Anthony Baxter anthony at interlink.com.au
Wed Mar 12 01:22:47 EST 2003

>>> "Meyer, Tony" wrote
> Curious, and (sort of) able to now run tests (thanks Tim & Mark), I
> changed the "prob = (S-H + 1.0) / 2.0" equation in classifier.py to
> use this method. I had to also fiddle with 0's since log(0) isn't nice
> (how does CRM114 do this?), plus I moved it from -350to+350 to 0-1.
> Surprisingly I got good (well, perfect, actually) results. Is this
> just my tiny-weeny sets? A fluke? *Another* mistake on my part?

Um, I'd say "mistake". Look at the numbers. Your ham mean has gone
from around 3 to around 55, while the spam mean's gone from around
92 to around 45. So you've moved everything solidly into the "unsure"

This, of course, will remove your FN/FP numbers.

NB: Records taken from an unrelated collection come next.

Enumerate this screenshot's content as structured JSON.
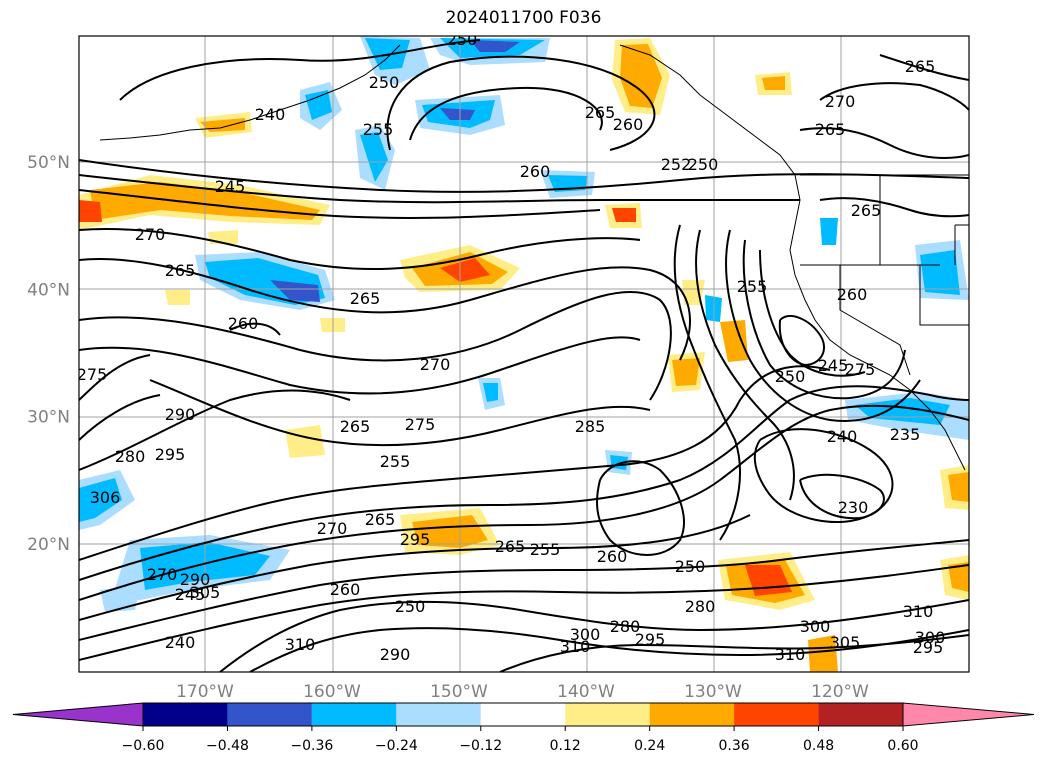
{
  "title": "2024011700 F036",
  "map": {
    "lat_labels": [
      {
        "lat": 50,
        "text": "50°N"
      },
      {
        "lat": 40,
        "text": "40°N"
      },
      {
        "lat": 30,
        "text": "30°N"
      },
      {
        "lat": 20,
        "text": "20°N"
      }
    ],
    "lon_labels": [
      {
        "lon": -170,
        "text": "170°W"
      },
      {
        "lon": -160,
        "text": "160°W"
      },
      {
        "lon": -150,
        "text": "150°W"
      },
      {
        "lon": -140,
        "text": "140°W"
      },
      {
        "lon": -130,
        "text": "130°W"
      },
      {
        "lon": -120,
        "text": "120°W"
      }
    ],
    "contour_labels": [
      "250",
      "240",
      "255",
      "250",
      "265",
      "260",
      "252",
      "250",
      "265",
      "270",
      "265",
      "245",
      "260",
      "265",
      "270",
      "265",
      "265",
      "260",
      "255",
      "260",
      "270",
      "275",
      "275",
      "290",
      "280",
      "295",
      "306",
      "265",
      "265",
      "255",
      "285",
      "275",
      "250",
      "245",
      "240",
      "235",
      "270",
      "265",
      "230",
      "270",
      "290",
      "295",
      "260",
      "255",
      "260",
      "250",
      "245",
      "280",
      "250",
      "240",
      "310",
      "280",
      "295",
      "310",
      "300",
      "290",
      "300",
      "305",
      "310",
      "300",
      "295",
      "305",
      "310"
    ]
  },
  "colorbar": {
    "colors": [
      "#9933cc",
      "#00008b",
      "#3355cc",
      "#00bbff",
      "#aaddff",
      "#ffffff",
      "#ffee88",
      "#ffaa00",
      "#ff4400",
      "#b22222",
      "#ff88aa"
    ],
    "tick_labels": [
      "−0.60",
      "−0.48",
      "−0.36",
      "−0.24",
      "−0.12",
      "0.12",
      "0.24",
      "0.36",
      "0.48",
      "0.60"
    ]
  }
}
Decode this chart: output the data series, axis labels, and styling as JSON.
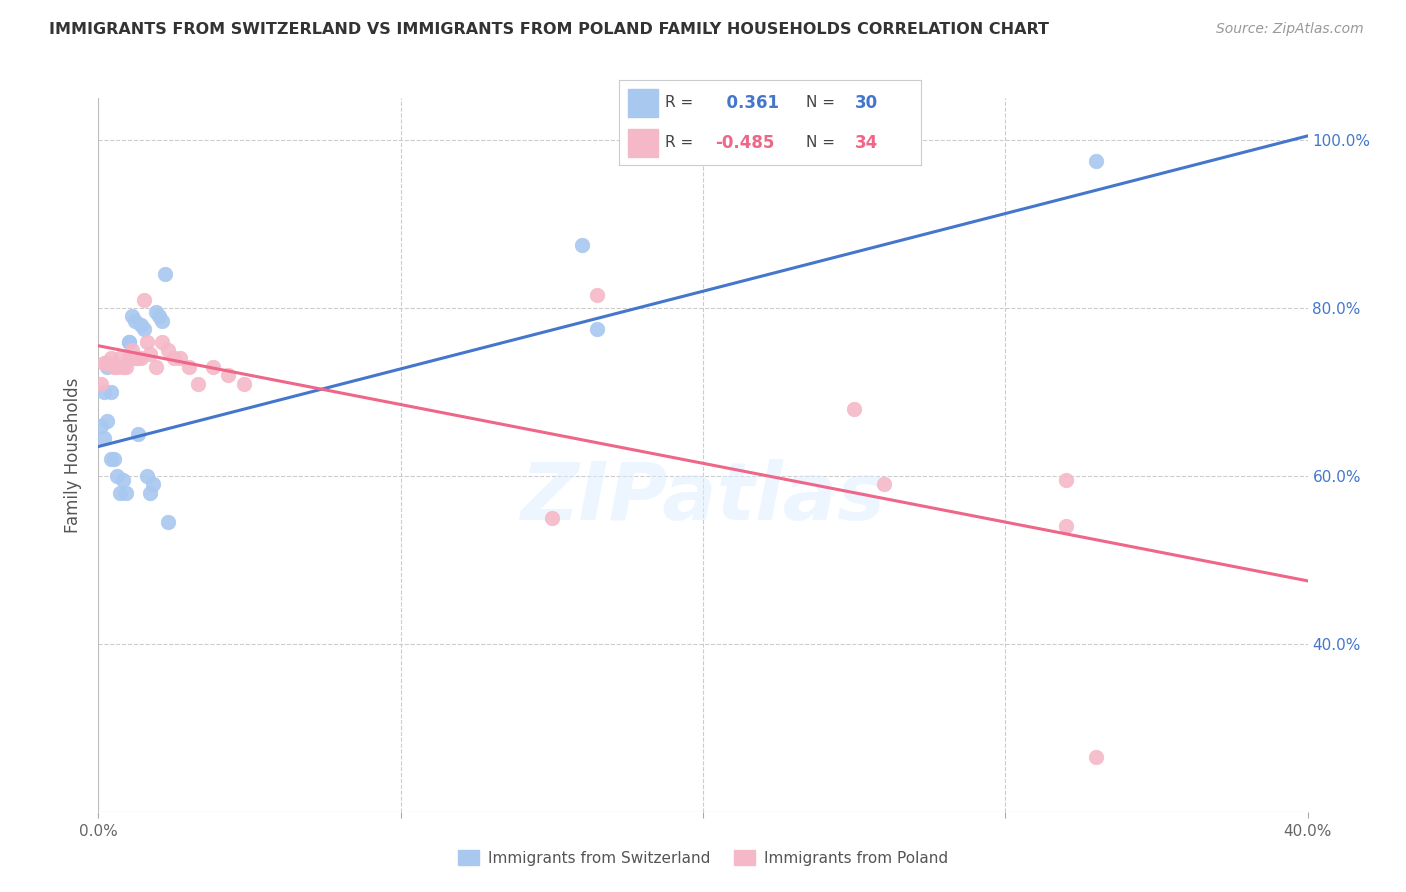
{
  "title": "IMMIGRANTS FROM SWITZERLAND VS IMMIGRANTS FROM POLAND FAMILY HOUSEHOLDS CORRELATION CHART",
  "source": "Source: ZipAtlas.com",
  "ylabel": "Family Households",
  "xlim": [
    0.0,
    0.4
  ],
  "ylim": [
    0.2,
    1.05
  ],
  "yticks": [
    0.4,
    0.6,
    0.8,
    1.0
  ],
  "ytick_labels": [
    "40.0%",
    "60.0%",
    "80.0%",
    "100.0%"
  ],
  "xticks": [
    0.0,
    0.1,
    0.2,
    0.3,
    0.4
  ],
  "xtick_labels": [
    "0.0%",
    "",
    "",
    "",
    "40.0%"
  ],
  "swiss_R": 0.361,
  "swiss_N": 30,
  "poland_R": -0.485,
  "poland_N": 34,
  "swiss_color": "#A8C8F0",
  "poland_color": "#F5B8C8",
  "swiss_line_color": "#4477CC",
  "poland_line_color": "#EE6688",
  "background_color": "#FFFFFF",
  "watermark": "ZIPatlas",
  "swiss_line_x": [
    0.0,
    0.4
  ],
  "swiss_line_y": [
    0.635,
    1.005
  ],
  "poland_line_x": [
    0.0,
    0.4
  ],
  "poland_line_y": [
    0.755,
    0.475
  ],
  "swiss_scatter_x": [
    0.001,
    0.002,
    0.002,
    0.003,
    0.003,
    0.004,
    0.004,
    0.005,
    0.006,
    0.007,
    0.008,
    0.009,
    0.01,
    0.01,
    0.011,
    0.012,
    0.013,
    0.014,
    0.015,
    0.016,
    0.017,
    0.018,
    0.019,
    0.02,
    0.021,
    0.022,
    0.023,
    0.16,
    0.165,
    0.33
  ],
  "swiss_scatter_y": [
    0.66,
    0.7,
    0.645,
    0.73,
    0.665,
    0.7,
    0.62,
    0.62,
    0.6,
    0.58,
    0.595,
    0.58,
    0.76,
    0.76,
    0.79,
    0.785,
    0.65,
    0.78,
    0.775,
    0.6,
    0.58,
    0.59,
    0.795,
    0.79,
    0.785,
    0.84,
    0.545,
    0.875,
    0.775,
    0.975
  ],
  "poland_scatter_x": [
    0.001,
    0.002,
    0.003,
    0.004,
    0.005,
    0.006,
    0.007,
    0.008,
    0.009,
    0.01,
    0.011,
    0.012,
    0.013,
    0.014,
    0.015,
    0.016,
    0.017,
    0.019,
    0.021,
    0.023,
    0.025,
    0.027,
    0.03,
    0.033,
    0.038,
    0.043,
    0.048,
    0.15,
    0.165,
    0.25,
    0.26,
    0.32,
    0.32,
    0.33
  ],
  "poland_scatter_y": [
    0.71,
    0.735,
    0.735,
    0.74,
    0.73,
    0.73,
    0.74,
    0.73,
    0.73,
    0.74,
    0.75,
    0.74,
    0.74,
    0.74,
    0.81,
    0.76,
    0.745,
    0.73,
    0.76,
    0.75,
    0.74,
    0.74,
    0.73,
    0.71,
    0.73,
    0.72,
    0.71,
    0.55,
    0.815,
    0.68,
    0.59,
    0.54,
    0.595,
    0.265
  ]
}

But then, dumping
your email directly into the unsure folder without running spambayes
will do that, too <wink>

Worse yet, your spam is scoring, on average, less than your ham! Oops.


> ham mean and sdev for all runs
>    3.05   55.83 +1730.49%       10.83    3.14  -71.01%
> spam mean and sdev for all runs
>   91.98   45.07  -51.00%       18.75    3.57  -80.96%